I often ask myself why I was such a sexually deviant young boy? I do not come across many men that started masturbating as young as I. I am often puzzled and disturbed by my early sexual awakening since I have grown into a relatively sexually dull and disinterested adult. I grew up in a household that introduced me to the transgressive side of sex much younger than a child should be. My father often exposed a certain kind of perversion that I could not figure out. I remember swinging parties in the hot tub outback before I was old enough to know what the hell was going on and having my parents bed directly over my bedroom provided me with more information than I needed to know.
By the age of nine I was already dreaming of Russian prostitutes and strip clubs. I had such a good sense of smell that I was able to find my father’s pornography magazines buried deep in his drawers or hidden in a cowboy hatbox. I found a book of sexual positions in my mother’s drawer, which I used as a map in order to position myself onto the turkey. When I climbed on top of the turkey in order to stick it in I was only imitating a photograph that I saw in that book.
Even though I was too young at that time to practice everything I had learned with a member of the opposite sex- I still made passionate, brief love to those naked photographs as if they were real. For some reason the first time that I saw the large hole in the Turkey I knew that that was a place I needed to see, touch and feel. It was only a matter of time until I was looking forward to Thanksgiving because it was the one time during the year that I would be able to experience the pleasures of getting laid.
I am grateful that I do not have to live with the memory of orgasiming into the turkey that my family would then eat. My memories of gathering around the Thanksgiving table are filled with feelings of joy, warmth, relief and satisfaction instead of shame and guilt. I was aware then that orgasming into the turkey would not be a good thing to do because I would have to eat the turkey to. Besides, I had to stick my penis in and out quickly because I was terrified that someone would walk in and catch me with my pants down on top of the Thanksgiving turkey.

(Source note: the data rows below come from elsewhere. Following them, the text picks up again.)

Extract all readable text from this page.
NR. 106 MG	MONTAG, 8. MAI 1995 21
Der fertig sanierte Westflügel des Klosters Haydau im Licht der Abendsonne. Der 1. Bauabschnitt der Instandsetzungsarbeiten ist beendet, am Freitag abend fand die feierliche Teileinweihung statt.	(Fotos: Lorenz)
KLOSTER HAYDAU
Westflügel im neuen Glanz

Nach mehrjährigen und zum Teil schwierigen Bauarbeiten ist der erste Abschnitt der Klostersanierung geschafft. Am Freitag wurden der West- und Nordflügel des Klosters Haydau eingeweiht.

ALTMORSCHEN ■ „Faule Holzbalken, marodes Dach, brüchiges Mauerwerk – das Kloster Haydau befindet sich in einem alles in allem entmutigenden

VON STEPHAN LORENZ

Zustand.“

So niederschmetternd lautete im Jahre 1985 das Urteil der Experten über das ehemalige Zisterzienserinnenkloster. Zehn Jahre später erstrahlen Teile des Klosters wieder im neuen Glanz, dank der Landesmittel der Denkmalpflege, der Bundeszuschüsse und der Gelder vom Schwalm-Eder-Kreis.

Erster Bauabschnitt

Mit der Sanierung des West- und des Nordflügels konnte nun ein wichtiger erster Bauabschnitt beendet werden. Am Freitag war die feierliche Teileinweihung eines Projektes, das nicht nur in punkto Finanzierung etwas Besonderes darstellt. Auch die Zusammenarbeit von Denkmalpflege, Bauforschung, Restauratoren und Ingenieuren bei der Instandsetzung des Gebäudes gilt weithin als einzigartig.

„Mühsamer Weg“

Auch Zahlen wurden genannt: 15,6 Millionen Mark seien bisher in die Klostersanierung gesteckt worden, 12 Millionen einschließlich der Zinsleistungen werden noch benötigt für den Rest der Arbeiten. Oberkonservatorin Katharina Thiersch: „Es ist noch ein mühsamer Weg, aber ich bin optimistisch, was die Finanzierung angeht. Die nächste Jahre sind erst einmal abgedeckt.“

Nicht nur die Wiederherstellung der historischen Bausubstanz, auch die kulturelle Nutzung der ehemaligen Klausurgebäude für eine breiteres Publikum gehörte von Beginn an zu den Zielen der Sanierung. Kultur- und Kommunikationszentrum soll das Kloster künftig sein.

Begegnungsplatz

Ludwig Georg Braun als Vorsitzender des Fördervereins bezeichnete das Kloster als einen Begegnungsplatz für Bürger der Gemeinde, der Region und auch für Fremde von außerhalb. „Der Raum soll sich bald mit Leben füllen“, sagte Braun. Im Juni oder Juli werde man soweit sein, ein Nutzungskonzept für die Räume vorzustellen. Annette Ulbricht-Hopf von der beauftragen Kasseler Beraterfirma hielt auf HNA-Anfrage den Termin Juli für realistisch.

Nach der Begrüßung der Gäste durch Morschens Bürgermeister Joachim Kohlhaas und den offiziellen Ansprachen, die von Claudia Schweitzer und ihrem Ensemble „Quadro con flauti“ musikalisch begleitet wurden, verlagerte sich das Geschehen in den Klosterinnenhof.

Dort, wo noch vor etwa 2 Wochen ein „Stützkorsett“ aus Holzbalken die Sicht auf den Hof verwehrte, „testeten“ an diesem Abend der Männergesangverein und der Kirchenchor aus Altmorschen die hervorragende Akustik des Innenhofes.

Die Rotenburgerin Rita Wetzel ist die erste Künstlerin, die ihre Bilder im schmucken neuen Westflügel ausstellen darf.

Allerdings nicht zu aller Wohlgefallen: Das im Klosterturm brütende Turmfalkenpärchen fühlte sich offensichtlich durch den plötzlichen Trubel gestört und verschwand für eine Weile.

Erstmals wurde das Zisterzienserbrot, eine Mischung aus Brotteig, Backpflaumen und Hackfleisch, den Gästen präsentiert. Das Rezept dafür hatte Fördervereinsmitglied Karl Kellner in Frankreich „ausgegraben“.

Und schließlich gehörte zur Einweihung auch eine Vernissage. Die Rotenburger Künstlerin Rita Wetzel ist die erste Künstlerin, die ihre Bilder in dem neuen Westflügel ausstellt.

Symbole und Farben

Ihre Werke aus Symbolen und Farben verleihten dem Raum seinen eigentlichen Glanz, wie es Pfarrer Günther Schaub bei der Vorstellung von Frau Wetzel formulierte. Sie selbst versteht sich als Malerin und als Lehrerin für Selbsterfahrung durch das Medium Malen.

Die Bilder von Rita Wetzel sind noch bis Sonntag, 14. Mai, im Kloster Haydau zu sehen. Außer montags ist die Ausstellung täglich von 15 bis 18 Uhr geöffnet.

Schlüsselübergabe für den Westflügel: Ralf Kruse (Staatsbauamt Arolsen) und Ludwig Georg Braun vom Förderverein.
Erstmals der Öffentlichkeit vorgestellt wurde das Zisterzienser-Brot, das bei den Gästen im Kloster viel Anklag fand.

My turkey stuffing habit ended at the age of sixteen when I finally found the real thing. Even though I hated to lie and did not know how to answer the question, “you are a virgin right?” I still was able to avoid telling my first lover that the only sexual experiences I had had were with a dead bird. As I grew older and got more girls, sticking my penis in the turkey became for me not only a stupid and irresponsible substitution for the real thing but also a terrible disrespect to the family that I loved. Even today I still have no desire to penetrate a turkey on Thanksgiving Day but I have noticed a paranoia that I have developed. When I am at a Thanksgiving dinner and there are young boys present I will remain in the kitchen and guard that turkey with my life- until I have the satisfaction of knowing that it is on the table and ready to eat.